A film review by Cliff Homewood
Do you want to go to a Freak show?
Are you sure?
The Substance is partly inspired by The Picture of Dorian Gray with body horror as disgusting as The Fly’s. It wallows in gore. This film’s full of grotesque, its first half reminding of Robocop’s ‘Do you want to buy that for a dollar?’ style. A satire on the repulsiveness of men and the revering of female beauty. Early on asking do you want to be a better you, your perfect self? Who’s version of perfect? “Stay young and beautiful if you want to be loved.” The story is a Jekyll and Formaldehyde, preserving beauty with its substance – for a certain amount of time. Who wants to be old with the ugliness that brings? Demi Moore holds the screen and bravely went fully naked for the camera, showing her body in all its graphic detail. She’s proved before she’s not shy (Striptease, Vogue) but felt nervous about nudity at 61 but credits 29yr old Margaret Qualley for making her feel comfortable. Margaret also reveals all, but used prosthetic breasts stating, “Coralie (Writer/Director) found an incredible prosthetic team to endow me with the rack of a lifetime, just not my lifetime.”

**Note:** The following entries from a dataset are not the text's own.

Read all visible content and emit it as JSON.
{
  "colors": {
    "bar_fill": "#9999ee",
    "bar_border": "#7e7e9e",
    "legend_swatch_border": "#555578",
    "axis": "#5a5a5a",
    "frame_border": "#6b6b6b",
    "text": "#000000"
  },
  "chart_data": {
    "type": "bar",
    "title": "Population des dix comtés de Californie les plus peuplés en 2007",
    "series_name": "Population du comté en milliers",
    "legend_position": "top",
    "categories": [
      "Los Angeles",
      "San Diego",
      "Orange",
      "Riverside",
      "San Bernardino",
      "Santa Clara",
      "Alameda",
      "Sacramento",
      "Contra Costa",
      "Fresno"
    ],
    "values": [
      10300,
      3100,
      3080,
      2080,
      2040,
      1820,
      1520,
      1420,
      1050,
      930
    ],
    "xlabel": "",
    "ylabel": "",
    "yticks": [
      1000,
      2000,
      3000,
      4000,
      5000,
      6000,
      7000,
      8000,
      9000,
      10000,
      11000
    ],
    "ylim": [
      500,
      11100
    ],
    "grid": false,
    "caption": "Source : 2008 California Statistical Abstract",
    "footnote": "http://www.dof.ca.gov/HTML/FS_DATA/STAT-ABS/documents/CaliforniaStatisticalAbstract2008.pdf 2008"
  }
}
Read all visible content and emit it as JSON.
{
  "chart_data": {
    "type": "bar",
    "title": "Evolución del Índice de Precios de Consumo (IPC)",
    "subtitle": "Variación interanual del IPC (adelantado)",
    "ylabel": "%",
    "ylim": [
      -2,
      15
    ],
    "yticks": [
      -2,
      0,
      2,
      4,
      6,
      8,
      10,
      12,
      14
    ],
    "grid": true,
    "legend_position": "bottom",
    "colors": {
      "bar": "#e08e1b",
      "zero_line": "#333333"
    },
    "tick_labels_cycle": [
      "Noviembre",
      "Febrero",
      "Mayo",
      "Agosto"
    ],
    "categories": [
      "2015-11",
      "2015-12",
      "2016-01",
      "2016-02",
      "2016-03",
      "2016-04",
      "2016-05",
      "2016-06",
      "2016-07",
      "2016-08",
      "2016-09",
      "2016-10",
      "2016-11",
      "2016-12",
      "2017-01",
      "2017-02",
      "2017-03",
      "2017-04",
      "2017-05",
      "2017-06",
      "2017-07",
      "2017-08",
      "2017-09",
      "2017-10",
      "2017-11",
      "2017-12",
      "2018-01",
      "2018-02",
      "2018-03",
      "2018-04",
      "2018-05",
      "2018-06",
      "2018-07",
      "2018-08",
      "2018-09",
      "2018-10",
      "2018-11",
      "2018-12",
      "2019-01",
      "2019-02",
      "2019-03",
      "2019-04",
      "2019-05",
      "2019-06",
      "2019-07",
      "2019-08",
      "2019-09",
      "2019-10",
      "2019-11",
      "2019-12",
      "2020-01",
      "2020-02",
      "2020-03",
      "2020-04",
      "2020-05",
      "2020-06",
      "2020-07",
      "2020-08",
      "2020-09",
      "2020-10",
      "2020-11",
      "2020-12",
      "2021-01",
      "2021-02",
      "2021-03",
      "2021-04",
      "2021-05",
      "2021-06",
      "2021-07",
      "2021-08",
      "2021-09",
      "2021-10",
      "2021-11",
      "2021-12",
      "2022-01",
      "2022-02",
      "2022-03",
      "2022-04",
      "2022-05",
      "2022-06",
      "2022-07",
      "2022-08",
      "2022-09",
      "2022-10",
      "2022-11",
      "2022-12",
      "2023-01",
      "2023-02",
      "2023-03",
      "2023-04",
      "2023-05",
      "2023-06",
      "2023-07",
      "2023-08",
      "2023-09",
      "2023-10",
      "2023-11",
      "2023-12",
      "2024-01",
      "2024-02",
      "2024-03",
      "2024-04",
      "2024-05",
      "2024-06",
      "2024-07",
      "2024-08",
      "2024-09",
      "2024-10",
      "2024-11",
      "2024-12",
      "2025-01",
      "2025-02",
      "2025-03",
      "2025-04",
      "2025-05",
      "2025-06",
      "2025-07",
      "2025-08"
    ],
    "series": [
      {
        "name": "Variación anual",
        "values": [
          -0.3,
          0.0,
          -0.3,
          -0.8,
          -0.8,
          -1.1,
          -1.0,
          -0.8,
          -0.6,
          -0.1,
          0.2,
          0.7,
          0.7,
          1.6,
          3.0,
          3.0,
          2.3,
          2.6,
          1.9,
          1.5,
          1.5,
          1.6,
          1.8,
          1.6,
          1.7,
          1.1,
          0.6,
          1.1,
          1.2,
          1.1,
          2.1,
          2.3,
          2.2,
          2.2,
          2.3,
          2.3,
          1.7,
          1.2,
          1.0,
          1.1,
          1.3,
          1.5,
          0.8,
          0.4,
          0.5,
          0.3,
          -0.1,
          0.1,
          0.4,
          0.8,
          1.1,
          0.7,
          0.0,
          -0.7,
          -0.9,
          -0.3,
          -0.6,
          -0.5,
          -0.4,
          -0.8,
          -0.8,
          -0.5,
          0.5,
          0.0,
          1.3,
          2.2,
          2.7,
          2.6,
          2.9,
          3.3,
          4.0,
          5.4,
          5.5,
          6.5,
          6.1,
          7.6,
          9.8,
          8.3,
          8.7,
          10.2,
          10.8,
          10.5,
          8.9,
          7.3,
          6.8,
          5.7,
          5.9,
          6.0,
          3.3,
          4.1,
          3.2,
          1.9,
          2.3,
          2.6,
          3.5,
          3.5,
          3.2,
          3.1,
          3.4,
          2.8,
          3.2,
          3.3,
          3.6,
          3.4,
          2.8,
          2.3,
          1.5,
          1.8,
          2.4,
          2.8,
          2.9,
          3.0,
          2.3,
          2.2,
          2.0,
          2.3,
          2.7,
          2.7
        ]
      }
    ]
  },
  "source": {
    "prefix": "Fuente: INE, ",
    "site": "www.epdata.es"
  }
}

The beginning of the film reminded me of Aaronofsky’s Black Swan with its portrayal of people’s addiction to looking right for their art. In this, the fitness video, it’s a celebration of young and beautiful, of the Sexy. The camera lingers, slowly panning up, savouring every detail of a beautiful woman. Flashbacks of Batman & Robin when the camera salivates up her black clad form. Dennis Quaid squelching into food and being generally unpleasant is a good example of how men are portrayed, all fishbowl lenses and extreme close ups. Everybody drools over her. You feel it in the air of every scene. Desiring her. But the portrayal is empty, because she’s empty, no signs of friends or family, a life empty of all apart from that of being adored. It’s a fairytale, a fable. A simplification, or distillation, down to archetype, you either want or are wanted. The Director, Coralie Fargeat has talent, style, long corridors abound as in The Shining, she knows how to portray grand guignol so vividly you can almost hear the flies buzzing.
You know where it’s going, this woman of substance, it’s the Nutty Professor with body love instead of Buddy Love. Horror instead of comedy. The obsession with beauty is perhaps an ugly one. Margaret’s Sue is truly beautiful, effervescent. Shining in her scenes, magnetic with warmth and cuteness. Although you never truly care for her as she isn’t given that depth, you are transfixed. At least until the horror comes to the fore, then it depends on the viewers’ reaction. For me, two and half hours was half hour too long, normally when our hero meets their fate the horrors end. Make it stop, please make it stop. I felt like the titular fly in the 1950’s version, ‘help me’ (The Substance had some nice metaphoric scenes at the beginning of feeling trapped, ageing out of her chosen career). I did not want to have my memory seared, it’s not going to be an easy film to forget. I stared at the wall of the cinema as I didn’t want anything too repulsive lodged in my memory banks. Horror films get stronger because they can, 1930’s horror feels quaint now. The Omen in its day was criticised by critics for its revelling in bloody denouements, an early splatter film. This does not feel mainstream enough to make that sea change, more a curiosity for those who like their horror strong. I’m not opposed, I enjoyed cult films like Society, however I bowed out of torture porn with Saw IV, realising I was being masochistic, enduring the film rather than enjoying it, like I endured the end of this. It did however have a good ending.
Universal, who were originally due to distribute, were “worried about the prospect of releasing the film” and dropped it. Mubi luckily picked it up. An impressive directorial satire which won the best screenplay at Cannes and got a 13 minute standing ovation but I couldn’t help but be reminded of Stephen King’s comment that it’s easy to do gross out. The film has all the fascination of a car crash as the director luxuriates in detail.
The Substance is both good and bad. Or just good if you like strong horror. It’s skewed view of life, men all braying, women all preening, is impressive and its perhaps hypocritical to not mind the camera obsessing on beauty but then not liking it when it later obsesses on ugly, but there it is. That is its substance.